Le pouvoir de l’odorat sur notre inconscient

La plupart d’entre nous possèdons cinq sens. Bien qu’ils soient tous très importants, force est de reconnaître qu’il y en a un pour lequel nous avons franchement peu de considérations : l’odorat.

À l’inverse des autres mammifères, l’être humain a tendance à beaucoup négliger l’odorat et à ne se fier qu’à ce qu’il voit.

Le fait que nous n’ayons pas de noms pour distinguer les odeurs les unes des autres alors que nous en avons pour les couleurs et pour les sons démontre assez bien le mépris dans lequel nous les tenons.

Et pourtant, l’odorat est le plus primitif de nos sens, celui qui fut le premier à apparaître dans l’histoire de l’évolution.

Ainsi, on a pu observer que les odeurs sont parfaitement perçues chez le nouveau-né alors que toutes les autres sensations restent encore floues pour lui.

Par ailleurs, qui ne s’est pas un jour trouvé envahi par des souvenirs d’enfance en passant devant une boulangerie ? Même très légère, l’odeur d’un gâteau qui cuit ne nous ramène-t-elle pas immanquablement à la conscience des moments très précis de l’époque où nous étions encore écoliers ?

Que dire de l’odeur de café frais moulu qui nous enivre en entrant chez un torréfacteur ou dans un café, ou de ce plat parfumé qui fait monter l’eau à la bouche et nous met en appétit ?

Que penser de cette lotion pour le corps au parfum particulièrement exquis qui nous donne un sentiment de bien-être et de volupté ?

N’oublions surtout pas notre odeur corporelle qui, très simplement, joue un rôle essentiel dans les relations intimes et sexuelles. En effet, la libido a beaucoup à voir avec l’olfaction. C’est d’ailleurs pourquoi certaines huiles ont le pouvoir de provoquer le désir.

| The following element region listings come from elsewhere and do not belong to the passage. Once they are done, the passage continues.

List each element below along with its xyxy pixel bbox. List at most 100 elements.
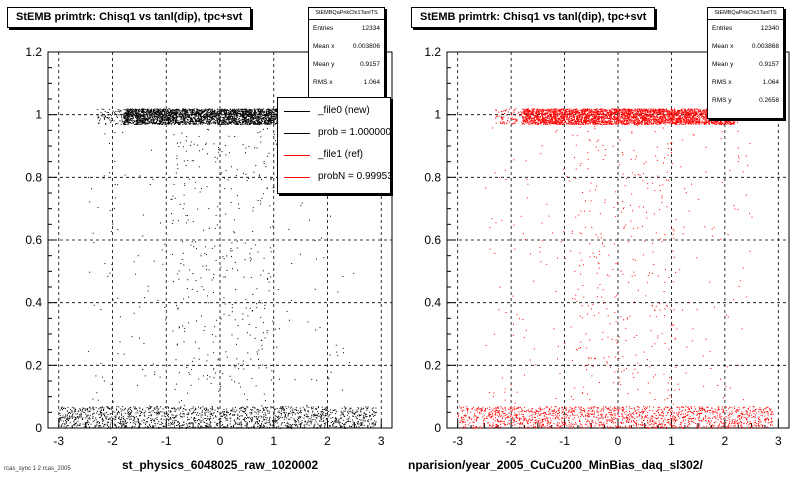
- scatter-point: [168, 420, 170, 422]
- scatter-point: [206, 409, 207, 410]
- scatter-point: [104, 111, 106, 112]
- scatter-point: [190, 114, 192, 116]
- scatter-point: [369, 411, 371, 413]
- scatter-point: [227, 118, 229, 120]
- scatter-point: [149, 111, 151, 113]
- scatter-point: [168, 114, 169, 116]
- scatter-point: [226, 109, 228, 111]
- scatter-point: [198, 117, 199, 119]
- scatter-point: [77, 413, 78, 415]
- scatter-point: [181, 118, 183, 120]
- scatter-point: [253, 118, 255, 120]
- scatter-point: [268, 108, 270, 110]
- scatter-point: [205, 123, 207, 124]
- scatter-point: [185, 428, 187, 429]
- scatter-point: [123, 123, 124, 125]
- scatter-point: [125, 113, 127, 115]
- scatter-point: [109, 109, 111, 111]
- scatter-point: [213, 113, 215, 115]
- scatter-point: [244, 121, 246, 123]
- scatter-point: [93, 409, 95, 411]
- scatter-point: [123, 421, 125, 423]
- scatter-point: [339, 421, 341, 423]
- scatter-point: [175, 109, 177, 111]
- scatter-point: [142, 121, 144, 123]
- scatter-point: [201, 118, 203, 120]
- scatter-point: [261, 118, 263, 119]
- scatter-point: [82, 423, 84, 425]
- scatter-point: [159, 111, 161, 113]
- scatter-point: [121, 418, 122, 420]
- scatter-point: [210, 113, 212, 115]
- scatter-point: [246, 119, 248, 121]
- scatter-point: [153, 407, 155, 409]
- scatter-point: [147, 109, 149, 111]
- scatter-point: [262, 424, 264, 426]
- scatter-point: [221, 117, 223, 118]
- scatter-point: [96, 423, 98, 425]
- scatter-point: [215, 112, 217, 114]
- scatter-point: [161, 120, 163, 122]
- scatter-point: [254, 407, 255, 409]
- scatter-point: [288, 427, 290, 428]
- scatter-point: [108, 422, 110, 424]
- scatter-point: [241, 108, 243, 110]
- scatter-point: [240, 409, 242, 411]
- scatter-point: [130, 118, 132, 120]
- scatter-point: [214, 122, 216, 124]
- scatter-point: [158, 427, 160, 429]
- scatter-point: [116, 117, 118, 118]
- y-tick-label: 1: [35, 108, 42, 122]
- scatter-point: [337, 422, 339, 424]
- scatter-point: [176, 113, 177, 115]
- scatter-point: [165, 109, 167, 111]
- y-tick-label: 0.8: [25, 170, 42, 184]
- scatter-point: [329, 426, 331, 428]
- scatter-point: [207, 425, 208, 427]
- scatter-point: [138, 108, 140, 110]
- scatter-point: [353, 423, 355, 425]
- scatter-point: [254, 423, 256, 425]
- scatter-point: [227, 122, 229, 124]
- scatter-point: [241, 123, 243, 125]
- scatter-point: [172, 110, 174, 112]
- scatter-point: [333, 422, 335, 424]
- scatter-point: [154, 113, 156, 115]
- scatter-point: [193, 120, 194, 122]
- scatter-point: [182, 119, 184, 121]
- scatter-point: [310, 418, 312, 420]
- scatter-point: [355, 416, 357, 418]
- scatter-point: [187, 112, 189, 114]
- scatter-point: [198, 118, 200, 119]
- scatter-point: [251, 410, 253, 412]
- scatter-point: [259, 111, 261, 113]
- scatter-point: [159, 115, 161, 117]
- scatter-point: [169, 108, 171, 110]
- scatter-point: [178, 409, 180, 411]
- scatter-point: [124, 116, 126, 118]
- scatter-point: [253, 112, 255, 113]
- scatter-point: [320, 418, 322, 420]
- scatter-point: [123, 118, 125, 119]
- scatter-point: [338, 422, 340, 424]
- scatter-point: [124, 426, 125, 428]
- scatter-point: [143, 111, 145, 113]
- scatter-point: [168, 118, 170, 119]
- scatter-point: [149, 114, 151, 116]
- scatter-point: [207, 109, 208, 111]
- scatter-point: [170, 418, 172, 420]
- scatter-point: [250, 116, 252, 118]
- scatter-point: [179, 414, 181, 416]
- scatter-point: [330, 417, 332, 419]
- scatter-point: [169, 122, 171, 124]
- scatter-point: [121, 421, 123, 423]
- scatter-point: [193, 110, 195, 111]
- scatter-point: [125, 117, 127, 118]
- scatter-point: [86, 408, 88, 409]
- scatter-point: [250, 109, 252, 111]
- scatter-point: [266, 115, 267, 117]
- scatter-point: [204, 122, 206, 124]
- scatter-point: [127, 113, 129, 115]
- scatter-point: [133, 419, 135, 421]
- scatter-point: [292, 414, 293, 416]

De plus, l’odorat nous permet de percevoir, instinctivement, ce que d’autres sens ne sont pas capables de saisir : une météo qui s’annonce menaçante, l’« aura » toute particulière de quelqu’un, ou encore l’odeur unique d’un individu que les parfums ne peuvent jamais tout à fait masquer.

Le nez joue un rôle plus important qu’on ne le croit dans les relations intersubjectives.

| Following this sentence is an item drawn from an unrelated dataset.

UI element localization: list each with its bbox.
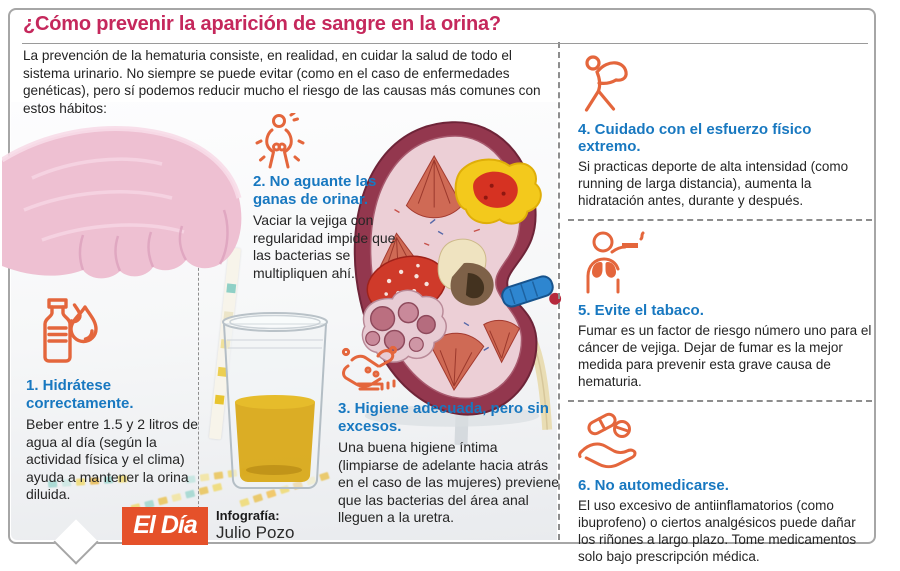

Ce n’est pas par hasard si l’on dit de deux personnes qui se détestent qu’elles ne « peuvent pas se sentir » : chaque individu possède une odeur corporelle qui lui est propre et à laquelle nous sommes très sensibles, même si la plupart du temps nous n’en avons absolument pas conscience.

Nous touchons là à quelque chose de très ancien, à un instinct hérité de nos ancêtres préhistoriques qui se reniflaient pour faire connaissance…

Mécanismes de l’odorat

Les cellules sensorielles de l’olfaction sont situées dans le haut des fosses nasales, à l’intérieur d’une muqueuse appelée « épithélium olfactif ». Ces cellules sont prolongées par des fibres qui s’étendent jusqu’au bulbe olfactif, lui-même relié aux régions olfactives du cerveau.

Les molécules odorantes sont dissoutes dans le mucus nasal et stimulent les cils des cellules sensorielles, déclenchant du même coup une impulsion nerveuse. L’impulsion voyage le long des fibres qui passent à travers les orifices de l’os ethmoïde avant de rejoindre le bulbe olfactif, où elles entrent en contact avec les nerfs olfactifs.